Summer Shorts 2011: No shortage of comedy, drama, and the provocative
Jai Rodriguez, formerly of the Emmy Award-winning Bravo reality show Queer Eye for the Straight Guy, has been working at breakneck speed, perfecting his lines, sharpening his choreography, and hitting the right notes, all for the sake of putting on what promises to be the summer's show-of-shows when he headlines City Theatre's 16th annual Summer Shorts.
For last year's festivities, City Theatre premiered Camp Kappawanna, a family rock musical penned by Grammy-nominated singer/songwriter Lisa Loeb (the show is back for a return engagement this year). This year's offerings, however, are not so kiddie-friendly. The 16th anniversary of Summer Shorts calls for something spicier, hipper, and more provocative — all meshed into a series of seven short plays performed back-to-back at the Arsht Center's Carnival Studio Theater beginning this Thursday. And it looks like City Theatre found its man in Jai Rodriguez.
"It's really rare you get to show many different colors of yourself in one evening," he says between rehearsals that have him playing an eclectic mix of characters — some serious, others outrageous. Rodriguez, who many viewers will remember as "the Culture Guy" on Queer Eye, has an impressive theater resumé that includes stints on Broadway in Rent and The Producers.

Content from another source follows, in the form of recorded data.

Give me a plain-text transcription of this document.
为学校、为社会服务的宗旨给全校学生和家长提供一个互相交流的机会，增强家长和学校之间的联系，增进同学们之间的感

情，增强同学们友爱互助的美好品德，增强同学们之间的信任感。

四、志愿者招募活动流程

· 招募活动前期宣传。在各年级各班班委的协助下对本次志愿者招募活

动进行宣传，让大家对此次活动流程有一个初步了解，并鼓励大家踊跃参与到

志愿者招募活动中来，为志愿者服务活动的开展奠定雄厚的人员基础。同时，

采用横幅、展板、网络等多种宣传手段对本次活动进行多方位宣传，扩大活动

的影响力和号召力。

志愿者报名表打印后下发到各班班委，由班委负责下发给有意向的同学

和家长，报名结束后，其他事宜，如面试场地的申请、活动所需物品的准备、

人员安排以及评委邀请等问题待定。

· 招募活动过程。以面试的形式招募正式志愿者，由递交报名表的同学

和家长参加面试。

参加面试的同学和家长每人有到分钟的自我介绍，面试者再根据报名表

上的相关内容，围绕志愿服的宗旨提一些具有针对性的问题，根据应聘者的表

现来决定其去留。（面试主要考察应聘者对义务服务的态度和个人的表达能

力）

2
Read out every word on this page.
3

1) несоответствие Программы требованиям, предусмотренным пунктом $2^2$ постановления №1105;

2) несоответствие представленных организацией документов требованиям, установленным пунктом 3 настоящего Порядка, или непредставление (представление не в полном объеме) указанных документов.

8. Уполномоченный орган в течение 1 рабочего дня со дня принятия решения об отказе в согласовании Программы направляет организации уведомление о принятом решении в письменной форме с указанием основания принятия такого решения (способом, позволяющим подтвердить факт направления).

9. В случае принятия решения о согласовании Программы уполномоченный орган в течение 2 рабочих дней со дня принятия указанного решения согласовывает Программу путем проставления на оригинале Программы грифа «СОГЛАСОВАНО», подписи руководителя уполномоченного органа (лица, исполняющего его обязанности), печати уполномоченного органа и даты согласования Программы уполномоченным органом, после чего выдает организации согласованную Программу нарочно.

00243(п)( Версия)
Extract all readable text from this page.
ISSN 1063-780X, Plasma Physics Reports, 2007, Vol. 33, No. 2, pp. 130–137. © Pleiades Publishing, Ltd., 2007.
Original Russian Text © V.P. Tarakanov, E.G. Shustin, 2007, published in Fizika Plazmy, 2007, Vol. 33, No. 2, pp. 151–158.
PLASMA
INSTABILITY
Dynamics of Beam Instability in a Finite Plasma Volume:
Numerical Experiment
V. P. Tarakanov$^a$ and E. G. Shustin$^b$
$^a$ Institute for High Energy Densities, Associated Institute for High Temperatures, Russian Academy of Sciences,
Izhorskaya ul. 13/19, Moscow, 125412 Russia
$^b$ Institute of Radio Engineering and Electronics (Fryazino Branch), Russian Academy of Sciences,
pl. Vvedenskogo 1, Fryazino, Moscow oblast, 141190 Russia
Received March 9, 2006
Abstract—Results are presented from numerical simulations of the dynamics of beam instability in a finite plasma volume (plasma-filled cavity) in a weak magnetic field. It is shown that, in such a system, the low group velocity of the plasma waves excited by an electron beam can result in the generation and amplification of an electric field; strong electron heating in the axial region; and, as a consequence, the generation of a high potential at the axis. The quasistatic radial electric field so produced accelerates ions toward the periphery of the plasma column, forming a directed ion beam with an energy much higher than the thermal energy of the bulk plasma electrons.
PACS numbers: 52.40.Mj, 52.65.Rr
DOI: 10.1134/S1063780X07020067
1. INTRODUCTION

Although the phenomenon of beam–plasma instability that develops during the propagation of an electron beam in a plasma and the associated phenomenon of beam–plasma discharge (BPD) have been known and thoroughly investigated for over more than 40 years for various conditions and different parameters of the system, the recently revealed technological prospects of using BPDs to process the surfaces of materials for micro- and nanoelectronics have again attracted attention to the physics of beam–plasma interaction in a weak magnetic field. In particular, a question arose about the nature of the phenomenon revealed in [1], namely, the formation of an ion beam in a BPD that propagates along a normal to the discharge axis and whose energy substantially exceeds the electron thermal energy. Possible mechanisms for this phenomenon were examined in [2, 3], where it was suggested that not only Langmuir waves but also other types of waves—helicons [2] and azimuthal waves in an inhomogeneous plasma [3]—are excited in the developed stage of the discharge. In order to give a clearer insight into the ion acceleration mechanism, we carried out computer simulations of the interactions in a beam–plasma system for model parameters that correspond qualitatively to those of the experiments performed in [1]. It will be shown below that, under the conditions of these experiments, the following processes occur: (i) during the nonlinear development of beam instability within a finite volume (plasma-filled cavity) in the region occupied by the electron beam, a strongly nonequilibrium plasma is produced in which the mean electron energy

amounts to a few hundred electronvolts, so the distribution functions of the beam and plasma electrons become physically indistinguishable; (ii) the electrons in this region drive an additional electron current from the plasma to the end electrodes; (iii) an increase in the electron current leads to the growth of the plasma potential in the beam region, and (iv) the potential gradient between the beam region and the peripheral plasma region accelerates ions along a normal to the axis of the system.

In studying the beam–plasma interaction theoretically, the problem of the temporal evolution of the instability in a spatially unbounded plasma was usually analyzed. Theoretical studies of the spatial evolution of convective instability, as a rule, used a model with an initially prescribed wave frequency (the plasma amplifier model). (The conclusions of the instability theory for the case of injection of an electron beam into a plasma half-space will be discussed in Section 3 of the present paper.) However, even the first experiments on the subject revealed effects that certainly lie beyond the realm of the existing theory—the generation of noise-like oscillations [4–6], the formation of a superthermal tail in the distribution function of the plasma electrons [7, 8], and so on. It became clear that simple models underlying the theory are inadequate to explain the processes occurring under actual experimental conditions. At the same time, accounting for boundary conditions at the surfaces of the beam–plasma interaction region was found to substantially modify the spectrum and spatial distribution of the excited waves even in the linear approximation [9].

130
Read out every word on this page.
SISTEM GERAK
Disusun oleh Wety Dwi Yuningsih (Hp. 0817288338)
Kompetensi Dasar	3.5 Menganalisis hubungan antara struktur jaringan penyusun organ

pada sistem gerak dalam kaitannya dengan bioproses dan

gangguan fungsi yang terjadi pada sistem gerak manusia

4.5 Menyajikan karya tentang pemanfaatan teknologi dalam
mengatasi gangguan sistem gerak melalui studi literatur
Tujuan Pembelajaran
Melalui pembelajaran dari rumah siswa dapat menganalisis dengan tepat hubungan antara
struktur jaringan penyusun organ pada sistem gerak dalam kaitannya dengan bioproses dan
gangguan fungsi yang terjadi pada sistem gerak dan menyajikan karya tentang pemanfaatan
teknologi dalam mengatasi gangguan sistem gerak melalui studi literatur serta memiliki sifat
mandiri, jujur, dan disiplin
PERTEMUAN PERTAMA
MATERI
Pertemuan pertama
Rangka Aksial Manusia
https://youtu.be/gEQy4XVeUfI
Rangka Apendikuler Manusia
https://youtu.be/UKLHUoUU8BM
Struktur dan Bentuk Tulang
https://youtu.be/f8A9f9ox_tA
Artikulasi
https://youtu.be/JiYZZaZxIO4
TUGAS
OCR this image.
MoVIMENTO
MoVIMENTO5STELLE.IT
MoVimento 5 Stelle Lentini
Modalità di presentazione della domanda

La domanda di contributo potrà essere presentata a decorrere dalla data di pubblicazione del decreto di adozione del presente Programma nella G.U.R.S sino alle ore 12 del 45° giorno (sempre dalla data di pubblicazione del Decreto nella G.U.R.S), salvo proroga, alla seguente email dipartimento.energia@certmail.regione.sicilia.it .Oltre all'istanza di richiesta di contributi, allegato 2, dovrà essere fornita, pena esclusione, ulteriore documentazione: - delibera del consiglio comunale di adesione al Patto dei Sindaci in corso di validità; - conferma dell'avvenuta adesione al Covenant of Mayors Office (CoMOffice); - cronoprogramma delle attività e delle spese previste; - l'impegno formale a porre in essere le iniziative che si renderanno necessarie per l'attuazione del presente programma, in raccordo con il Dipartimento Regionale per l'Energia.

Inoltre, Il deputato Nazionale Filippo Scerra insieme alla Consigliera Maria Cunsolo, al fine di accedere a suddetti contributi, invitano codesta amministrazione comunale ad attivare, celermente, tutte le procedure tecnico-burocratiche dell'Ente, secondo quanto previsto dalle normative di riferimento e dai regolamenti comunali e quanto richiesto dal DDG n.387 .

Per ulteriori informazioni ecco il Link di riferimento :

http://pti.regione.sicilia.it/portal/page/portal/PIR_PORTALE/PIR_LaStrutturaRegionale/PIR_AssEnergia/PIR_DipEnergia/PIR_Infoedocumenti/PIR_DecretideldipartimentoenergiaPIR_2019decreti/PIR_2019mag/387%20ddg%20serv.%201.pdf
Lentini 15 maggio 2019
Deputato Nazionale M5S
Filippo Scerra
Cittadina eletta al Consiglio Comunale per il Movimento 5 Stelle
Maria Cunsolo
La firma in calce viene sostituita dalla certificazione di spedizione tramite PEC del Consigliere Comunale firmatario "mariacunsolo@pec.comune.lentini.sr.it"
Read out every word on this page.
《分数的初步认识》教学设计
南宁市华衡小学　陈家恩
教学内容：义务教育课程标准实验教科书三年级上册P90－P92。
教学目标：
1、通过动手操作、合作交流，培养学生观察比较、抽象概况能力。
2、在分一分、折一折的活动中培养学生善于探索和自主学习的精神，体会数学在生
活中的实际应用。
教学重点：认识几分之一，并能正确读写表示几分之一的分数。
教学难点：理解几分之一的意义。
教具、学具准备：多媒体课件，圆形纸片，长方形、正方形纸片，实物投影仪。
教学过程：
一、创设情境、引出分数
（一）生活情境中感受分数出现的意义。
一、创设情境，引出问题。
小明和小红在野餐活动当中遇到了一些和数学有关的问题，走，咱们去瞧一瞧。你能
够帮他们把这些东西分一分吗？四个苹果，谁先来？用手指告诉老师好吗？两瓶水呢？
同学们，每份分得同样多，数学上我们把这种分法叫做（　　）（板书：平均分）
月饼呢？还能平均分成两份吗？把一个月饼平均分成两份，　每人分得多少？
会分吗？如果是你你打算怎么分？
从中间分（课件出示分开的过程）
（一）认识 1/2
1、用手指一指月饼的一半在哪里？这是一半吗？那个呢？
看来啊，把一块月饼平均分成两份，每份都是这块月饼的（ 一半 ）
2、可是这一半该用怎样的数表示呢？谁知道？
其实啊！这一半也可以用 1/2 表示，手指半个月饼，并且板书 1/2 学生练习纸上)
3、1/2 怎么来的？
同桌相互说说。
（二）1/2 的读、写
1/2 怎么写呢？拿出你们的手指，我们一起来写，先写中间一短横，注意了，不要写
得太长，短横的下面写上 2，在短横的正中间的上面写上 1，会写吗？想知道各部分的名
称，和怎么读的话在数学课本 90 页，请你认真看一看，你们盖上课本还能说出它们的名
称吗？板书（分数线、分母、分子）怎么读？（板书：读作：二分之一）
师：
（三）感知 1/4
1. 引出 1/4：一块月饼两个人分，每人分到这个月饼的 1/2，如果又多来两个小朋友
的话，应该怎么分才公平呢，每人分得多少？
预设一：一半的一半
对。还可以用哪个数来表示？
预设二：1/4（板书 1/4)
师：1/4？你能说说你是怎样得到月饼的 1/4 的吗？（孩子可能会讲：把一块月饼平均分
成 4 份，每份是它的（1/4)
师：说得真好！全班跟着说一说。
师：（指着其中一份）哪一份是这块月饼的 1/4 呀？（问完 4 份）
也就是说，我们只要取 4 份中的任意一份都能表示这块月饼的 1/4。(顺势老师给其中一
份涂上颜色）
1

In Summer Shorts, he flexes his stage-performer muscles as an actor, singer, and dancer.
Among the diverse and assorted short plays Rodriguez will star in are Chronicle Simpkins Will Cut Your Ass, a play about a gang war set on a playground; Aboard the Guy V. Molinari, a tale of two ship passengers thrown overboard who unexpectedly find their port in a storm; and Mickey Herman Saves the *%#@^* Universe, a manga-like comedy about a broken-hearted gamer who wagers the fate of the planet against alien invaders.
Not all of the plays are comedic and lighthearted fare, though. One of the more serious is the Southeastern premiere of Israel Horovitz's thought-provoking play What Strong Fences Make. Horovitz wrote this emotionally charged drama, about two friends who clash at an Israeli checkpoint, as a response piece to dramatist Caryl Churchill's controversial play Seven Jewish Children, which Horovitz found an offensive, distorted, and manipulative take on the ongoing conflict in the Middle East.
"There are funny plays, and there are plays that are going to make people cry," Rodriguez says, "so there really is something for everyone."
Among the other premieres at this year's Summer Shorts are Dos Corazones, about two dissimilar new mothers who discover they have more in common than they think, and Quiet Please, in which two patients awaiting therapy find the courage to say hello.
The main attraction will be Rodriguez's Dirty Little Secrets. Billed as an irreverent comical musical revue filled with dish, dirty little secrets, and stimulating moments, Secrets looks to be an out-of-the box, modern-day vaudeville-style performance for adults. "Kinda like Glee," Rodriguez says, "if Glee were rated R."
In the show, Rodriguez candidly shares oftentimes funny, cheeky, and intimate stories about his own life — from growing up a strict born-again Christian, to winning an Emmy for Queer Eye, to his first sexual experiences, which were, as Rodriguez puts it, "surprisingly not with men."
Rodriguez promises Dirty Little Secrets will be one hell of a hot show and invites all of Miami to experience it with him once we're done sunbathing on South Beach. "Beats seeing a movie or just walking down Lincoln Road for the millionth time," he says. "It's theater for the remote-control-loving American — fast, fun, and an overall good time."
Rodriguez will perform Dirty Little Secrets June 10, 17, 19, and 24. All Dirty Little Secrets performances begin at 10 p.m. Tickets cost $35 for general admission and $17.50 for seniors and students.